Oh Delta, you think you’re so clever, don’t you.

After writing about American’s problem with phantom availability on Finnair, I thought I had found more of the same tonight on Delta. Delta.com is my favorite SkyTeam search engine, so I was going to be super bummed if the award prices displayed on the 5-week calendar were no longer accurate. Turns out it’s a little more complicated than that, but let me back up a little bit first and show you what I’m talking about.

Here’s a screen-shot of the award calendar for my search (ORD-AMS):


Delta routinely shows the lowest price available on any given day, and if any of the flights displayed above were priced at the lowest possible price, they’d be highlighted in orange. In this case, the lowest price (70,000 miles) isn’t available. You get 85k, which is the lowest price for a partner award, and then 87.5k, which is Delta’s “level 2” price, according to their non-existent award chart. So given that 85k is the best I’m gonna do in this particular week, I check out what’s available on 4/29. Here’s what I get:


Sorting by price, the best option is 137,500 miles. What gives? Where’s my 85k award? Extra points if you already know what’s going on here (you can skip the next few screenshots, in that case). I tried scrolling to the bottom of the page, but all the flights were over 100k.


So I skipped to the very end of the list, and there they were, chilling at the very bottom:

delta-theretheyare copy

I tried monkeying around with other searches and other days, trying to figure out what was going on. Was Delta intentionally burying partner redemptions and trying to steer people into more costly redemption on Delta? Whether sorting by price or by “Best Match” (which is the default sorting option), the partner flights were always at the bottom.

It took me a minute, but I eventually got there… it’s the taxes and fees! It’s pretty misleading, but Delta’s award calendar shows you the cheapest option in terms of miles. However, when you sort the flights by price, it sorts them based on the cash price, and since Air France charges more taxes and fees than Delta does, the Air France flights fall to the bottom. For whatever reason, “Best Match” seems to prioritize the taxes and fees above all other criteria as well. If you try sorting by duration, on the other hand, the flights will sort as expected, with the 11h5m Air France flight near the top.

I’ve used Delta’s award search engine a lot, and I can’t remember coming up against this problem before.
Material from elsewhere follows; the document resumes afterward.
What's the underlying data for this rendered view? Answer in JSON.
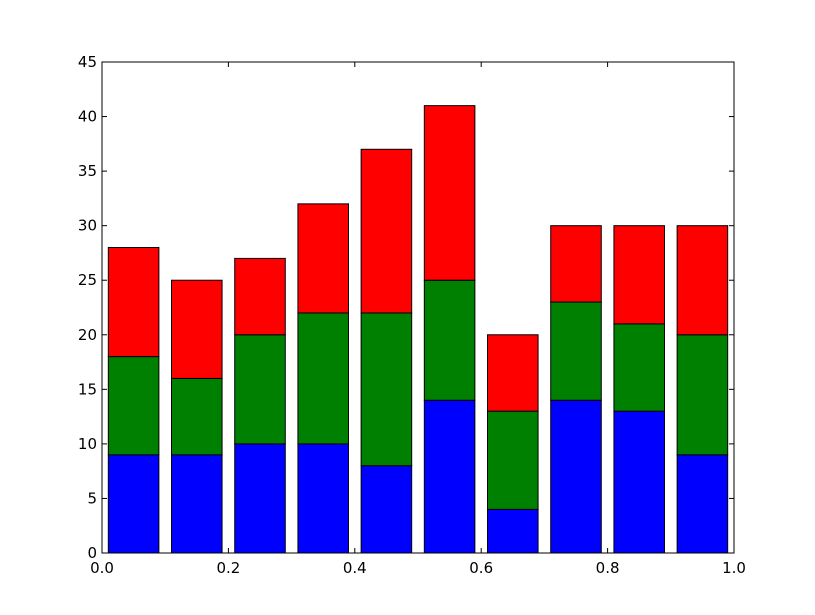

In fact, I’m absolutely sure I’ve booked partner award flights through Delta.com when Delta flights were also available, and I never had to dig through the search results to find them. I don’t think it’s a conscious effort on Delta’s part to obscure partner awards, though, since there are times when the taxes/fees on Delta are higher than on partners, and in those cases the partners come up first.



In this example, the Delta flight is the lowest fare in miles, but because it costs an extra 5 euros, it drops to second place.

One could certainly argue that Delta’s “Sort by Price” option should put the flight tagged “Lowest Fare” at the top of the search results. It does seem very Delta that “fare” and “price” mean two different things on their website. Of course, the more opaque the loyalty program, the harder it is to understand the search results, the more idiosyncrasies they can cram in there… it’s all toward the goal of preventing their overall customer base from wringing maximum value out of the program (while dubiously claiming to be America’s favorite loyalty program). Every program toes that line between making the program attractive enough to bring in customers and not making it so attractive that it loses money, and Delta has always been aggressive on the customer-unfriendly side of that line.

In the end, at least Delta’s award calendar is still accurate! Now I know that I just need to dig a little more to find the flights I want. Just Delta bein’ Delta, I guess.



  1. Chris Jensen says:

    Just remember that little phrase “multiple cabins”. They may put you in coach for the better part of the flight.


    1. Windbag Miles says:

      Definitely, although in my experience Delta is better about mixed cabin awards than United and Aeroplan. A lot of times the mixed cabin is “First” (domestic) and “Delta One” (international). With Aeroplan, you often see a 45 minute flight in euro-business followed by a 14 hour flight in economy sold for business class pricing.